Jeff: No, just wanted to make a point of clarification, we’re a growing company so while we always want to make sure that the facts align two won’t be what we communicate
Craig: Jeff, I appreciate your being precise.
Jeff: So it’s important, and what was interesting Craig is when we launched it within two weeks, we had north of 32,000 member subscribers start to already engage with the morning service ecosystem. One element of that was just a portfolio risk score, running it through, and understanding what’s the risks for the portfolios. When we were communicating with advisors in the very beginning, advisors were really excited to have effectively a Morningstar rating for their portfolio. To sit down with their clients and say hey, Craig, this is the portfolio I built for you and this is the Morningstar risk score that when we ran your portfolio that I built for you custom, here’s a point of view. And advisors were really excited to be able to take what has always been the star rating or the analyst rating and now they can have something that they built and they touched for the consumer, and put in the personalization that they wanted to do to the household that they serve, super excited about it.

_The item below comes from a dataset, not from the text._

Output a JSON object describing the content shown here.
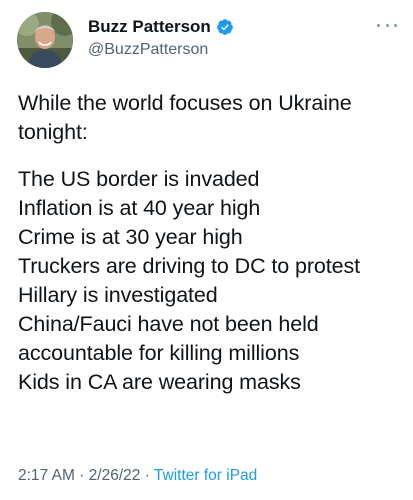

I mean, ideally, we’d love to see, and we would expect to reach almost all of that 185,000 members subscribers that we have today using the Morningstar risk ecosystem. So now we are we are almost two months in and we are getting large adoption but it’s also where else can we bring it? We’re bringing into Australia, we’re bringing it to India, now that we’ve got the fundamentals built and we’ve got the processes running so it’s not just relegated to North America, which is our largest footprint but it’s also bringing this globally as well so high adoption expectations. Craig is, Is this the shorter answer.